KANSAS CITY, Mo — United Soccer Coaches announced Thursday that former U.S. women’s national team coach Jill Ellis has been selected for the Women’s Soccer Award of Excellence, sponsored by Women and Girls in Soccer.

Ellis will be honored at the Coaches of Women’s Soccer Breakfast at the United Soccer Coaches Convention in Baltimore Jan. 18.

Established in 1999, the Women’s Soccer Award of Excellence is presented each year in recognition of those who have brought honor and distinction to women’s soccer.

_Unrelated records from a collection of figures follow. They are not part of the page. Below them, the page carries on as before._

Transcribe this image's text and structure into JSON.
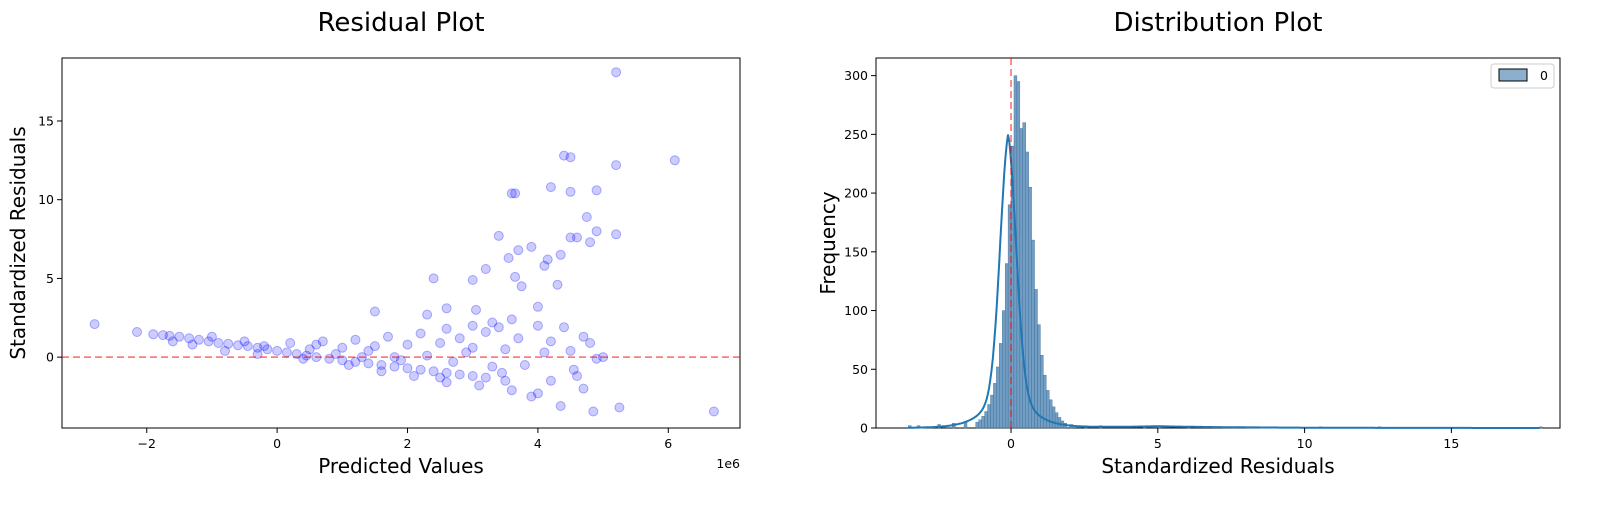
{
  "colors": {
    "scatter_point": "#0000ff",
    "reference_line": "#ff0000",
    "hist_bar": "#5b8db8",
    "kde_line": "#1f77b4"
  },
  "chart_data": [
    {
      "type": "scatter",
      "title": "Residual Plot",
      "xlabel": "Predicted Values",
      "ylabel": "Standardized Residuals",
      "x_offset_text": "1e6",
      "xlim": [
        -3.3,
        7.1
      ],
      "ylim": [
        -4.5,
        19.0
      ],
      "xticks": [
        -2,
        0,
        2,
        4,
        6
      ],
      "yticks": [
        0,
        5,
        10,
        15
      ],
      "reference_line": {
        "axis": "y",
        "value": 0,
        "style": "dashed"
      },
      "grid": false,
      "point_alpha": 0.2,
      "points": [
        [
          -2.8,
          2.1
        ],
        [
          -2.15,
          1.6
        ],
        [
          -1.9,
          1.45
        ],
        [
          -1.75,
          1.4
        ],
        [
          -1.65,
          1.35
        ],
        [
          -1.5,
          1.3
        ],
        [
          -1.35,
          1.2
        ],
        [
          -1.2,
          1.1
        ],
        [
          -1.05,
          1.0
        ],
        [
          -0.9,
          0.9
        ],
        [
          -0.75,
          0.85
        ],
        [
          -0.6,
          0.75
        ],
        [
          -0.45,
          0.7
        ],
        [
          -0.3,
          0.6
        ],
        [
          -0.15,
          0.5
        ],
        [
          0.0,
          0.4
        ],
        [
          0.15,
          0.3
        ],
        [
          0.3,
          0.2
        ],
        [
          0.45,
          0.1
        ],
        [
          0.6,
          0.0
        ],
        [
          0.8,
          -0.1
        ],
        [
          1.0,
          -0.2
        ],
        [
          1.2,
          -0.3
        ],
        [
          1.4,
          -0.4
        ],
        [
          1.6,
          -0.5
        ],
        [
          1.8,
          -0.6
        ],
        [
          2.0,
          -0.7
        ],
        [
          2.2,
          -0.8
        ],
        [
          2.4,
          -0.9
        ],
        [
          2.6,
          -1.0
        ],
        [
          2.8,
          -1.1
        ],
        [
          3.0,
          -1.2
        ],
        [
          3.2,
          -1.3
        ],
        [
          3.5,
          -1.5
        ],
        [
          -1.0,
          1.3
        ],
        [
          -0.5,
          1.0
        ],
        [
          0.2,
          0.9
        ],
        [
          0.7,
          1.0
        ],
        [
          1.2,
          1.1
        ],
        [
          1.7,
          1.3
        ],
        [
          2.2,
          1.5
        ],
        [
          2.6,
          1.8
        ],
        [
          3.0,
          2.0
        ],
        [
          3.3,
          2.2
        ],
        [
          3.6,
          2.4
        ],
        [
          4.0,
          2.0
        ],
        [
          0.5,
          0.5
        ],
        [
          1.0,
          0.6
        ],
        [
          1.5,
          0.7
        ],
        [
          2.0,
          0.8
        ],
        [
          2.5,
          0.9
        ],
        [
          3.0,
          0.6
        ],
        [
          1.1,
          -0.5
        ],
        [
          1.6,
          -0.9
        ],
        [
          2.1,
          -1.2
        ],
        [
          2.6,
          -1.6
        ],
        [
          3.1,
          -1.8
        ],
        [
          3.6,
          -2.1
        ],
        [
          4.0,
          -2.3
        ],
        [
          1.5,
          2.9
        ],
        [
          2.3,
          2.7
        ],
        [
          2.6,
          3.1
        ],
        [
          3.05,
          3.0
        ],
        [
          3.4,
          1.9
        ],
        [
          3.7,
          1.2
        ],
        [
          4.2,
          1.0
        ],
        [
          2.4,
          5.0
        ],
        [
          3.0,
          4.9
        ],
        [
          3.2,
          5.6
        ],
        [
          3.55,
          6.3
        ],
        [
          3.65,
          5.1
        ],
        [
          3.75,
          4.5
        ],
        [
          3.4,
          7.7
        ],
        [
          3.7,
          6.8
        ],
        [
          3.9,
          7.0
        ],
        [
          4.1,
          5.8
        ],
        [
          4.15,
          6.2
        ],
        [
          4.3,
          4.6
        ],
        [
          4.35,
          6.5
        ],
        [
          4.0,
          3.2
        ],
        [
          3.6,
          10.4
        ],
        [
          3.65,
          10.4
        ],
        [
          4.2,
          10.8
        ],
        [
          4.4,
          12.8
        ],
        [
          4.5,
          12.7
        ],
        [
          4.5,
          10.5
        ],
        [
          4.75,
          8.9
        ],
        [
          4.9,
          10.6
        ],
        [
          4.9,
          8.0
        ],
        [
          4.5,
          7.6
        ],
        [
          4.6,
          7.6
        ],
        [
          4.8,
          7.3
        ],
        [
          5.2,
          12.2
        ],
        [
          5.2,
          7.8
        ],
        [
          6.1,
          12.5
        ],
        [
          5.2,
          18.1
        ],
        [
          4.4,
          1.9
        ],
        [
          4.5,
          0.4
        ],
        [
          4.7,
          1.3
        ],
        [
          4.8,
          0.9
        ],
        [
          4.9,
          -0.1
        ],
        [
          4.6,
          -1.2
        ],
        [
          4.7,
          -2.0
        ],
        [
          4.55,
          -0.8
        ],
        [
          4.85,
          -3.45
        ],
        [
          5.25,
          -3.2
        ],
        [
          6.7,
          -3.45
        ],
        [
          4.35,
          -3.1
        ],
        [
          3.9,
          -2.5
        ],
        [
          4.2,
          -1.5
        ],
        [
          4.1,
          0.3
        ],
        [
          3.8,
          -0.5
        ],
        [
          5.0,
          0.0
        ],
        [
          -0.8,
          0.4
        ],
        [
          -0.3,
          0.2
        ],
        [
          0.4,
          -0.1
        ],
        [
          0.9,
          0.2
        ],
        [
          1.3,
          0.0
        ],
        [
          1.9,
          -0.2
        ],
        [
          2.3,
          0.1
        ],
        [
          2.7,
          -0.3
        ],
        [
          2.9,
          0.3
        ],
        [
          3.3,
          -0.6
        ],
        [
          3.5,
          0.5
        ],
        [
          -1.6,
          1.0
        ],
        [
          -1.3,
          0.8
        ],
        [
          -0.2,
          0.7
        ],
        [
          0.6,
          0.8
        ],
        [
          1.4,
          0.4
        ],
        [
          1.8,
          0.0
        ],
        [
          2.8,
          1.2
        ],
        [
          3.2,
          1.6
        ],
        [
          3.45,
          -1.0
        ],
        [
          2.5,
          -1.3
        ]
      ]
    },
    {
      "type": "bar",
      "title": "Distribution Plot",
      "xlabel": "Standardized Residuals",
      "ylabel": "Frequency",
      "xlim": [
        -4.6,
        18.7
      ],
      "ylim": [
        0,
        315
      ],
      "xticks": [
        0,
        5,
        10,
        15
      ],
      "yticks": [
        0,
        50,
        100,
        150,
        200,
        250,
        300
      ],
      "legend": {
        "position": "top-right",
        "entries": [
          "0"
        ]
      },
      "reference_line": {
        "axis": "x",
        "value": 0,
        "style": "dashed"
      },
      "grid": false,
      "bin_width": 0.1,
      "bins_start": -1.2,
      "counts": [
        5,
        7,
        10,
        14,
        20,
        28,
        38,
        52,
        72,
        100,
        140,
        190,
        240,
        300,
        295,
        255,
        260,
        235,
        205,
        160,
        118,
        88,
        62,
        45,
        32,
        24,
        18,
        13,
        9,
        6,
        4
      ],
      "tail_counts": [
        {
          "x": -3.5,
          "count": 2
        },
        {
          "x": -3.2,
          "count": 2
        },
        {
          "x": -2.5,
          "count": 3
        },
        {
          "x": -2.0,
          "count": 4
        },
        {
          "x": -1.6,
          "count": 5
        },
        {
          "x": 2.0,
          "count": 3
        },
        {
          "x": 2.5,
          "count": 2
        },
        {
          "x": 3.0,
          "count": 2
        },
        {
          "x": 4.5,
          "count": 1
        },
        {
          "x": 5.0,
          "count": 2
        },
        {
          "x": 6.0,
          "count": 1
        },
        {
          "x": 7.5,
          "count": 1
        },
        {
          "x": 9.0,
          "count": 1
        },
        {
          "x": 10.5,
          "count": 1
        },
        {
          "x": 12.5,
          "count": 1
        },
        {
          "x": 18.0,
          "count": 1
        }
      ],
      "kde": {
        "peak_x": -0.1,
        "peak_y": 250
      }
    }
  ]
}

WAGS has supplied sponsorship funds for this award to be used in the promotion of the women’s game through various charitable programs for women and girls in soccer.

“Jill Ellis is a very deserving recipient of the Women’s Award of Excellence,” United Soccer Coaches president Jeff Farnsworth said. “She has dedicated herself to promoting and advocating for the women’s game. She has been successful at every level and has always carried herself with honor and dignity. We are thankful for Jill’s leadership, courage and commitment to soccer in the United States.”

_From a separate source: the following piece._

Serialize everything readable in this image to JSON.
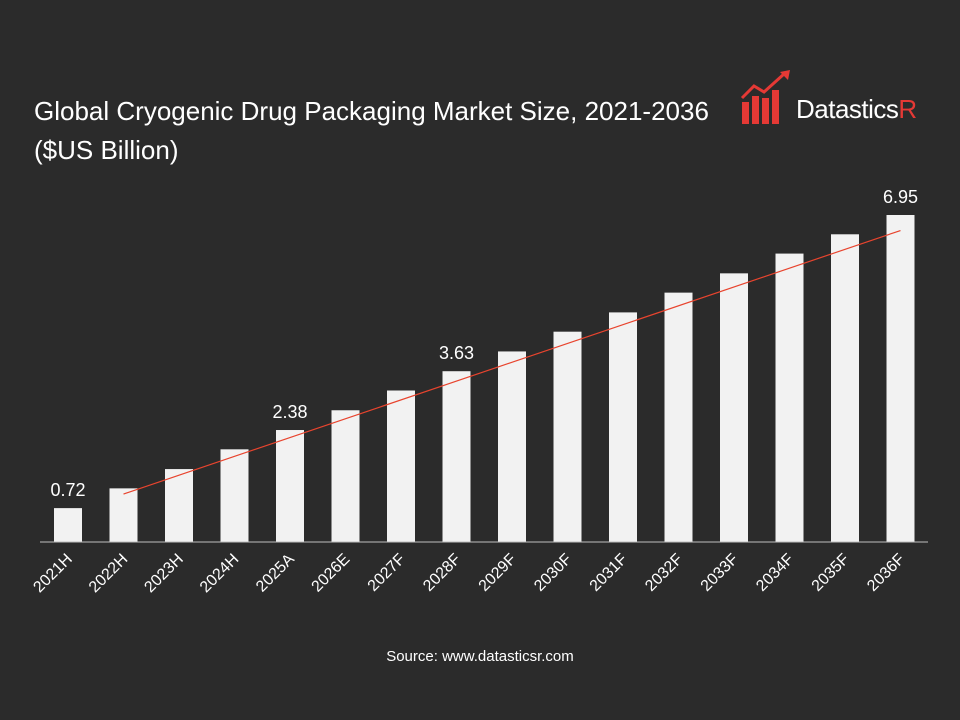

The winningest coach in U.S. Soccer history, Ellis guided the USWNT to a 106-7-19 record during her tenure and won back-to-back World Cup titles in 2015 and 2019. She is the only coach to win two Women’s World Cups and one of only two coaches in history to win two World Cups.

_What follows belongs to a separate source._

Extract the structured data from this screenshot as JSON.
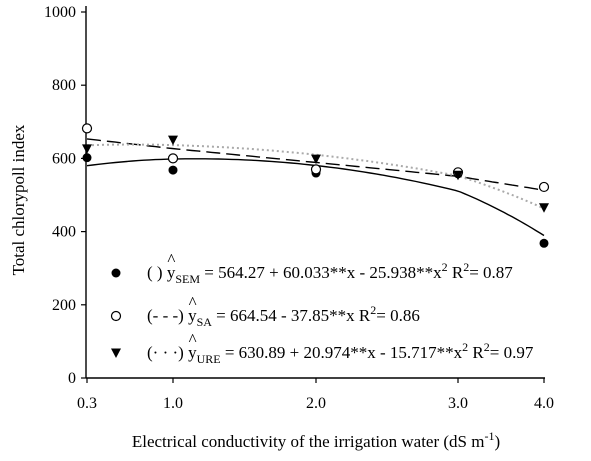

Ellis went undefeated in World Cup qualifying and World Cup games, leading the team to a 23-0-1 mark, including 13-0-1 in World Cup play. The USWNT recorded shutouts in 83 of her 132 career games coached and averaged 3.1 goals per game while conceding just 0.5 per game.

She closed her career on a 17-game winning streak, the longest in her career, and lost consecutive games just once. She won eight tournament championships during her tenure.

Before joining the USWNT staff, Ellis was head coach at UCLA from 1999-2010, directing the the Bruins to eight Final Fours, three championship game appearances and seven Pac-10 titles. She compiled a 229-45-14 mark in 12 years at UCLA and a 248-63-14 career record in 14 seasons as a college head coach.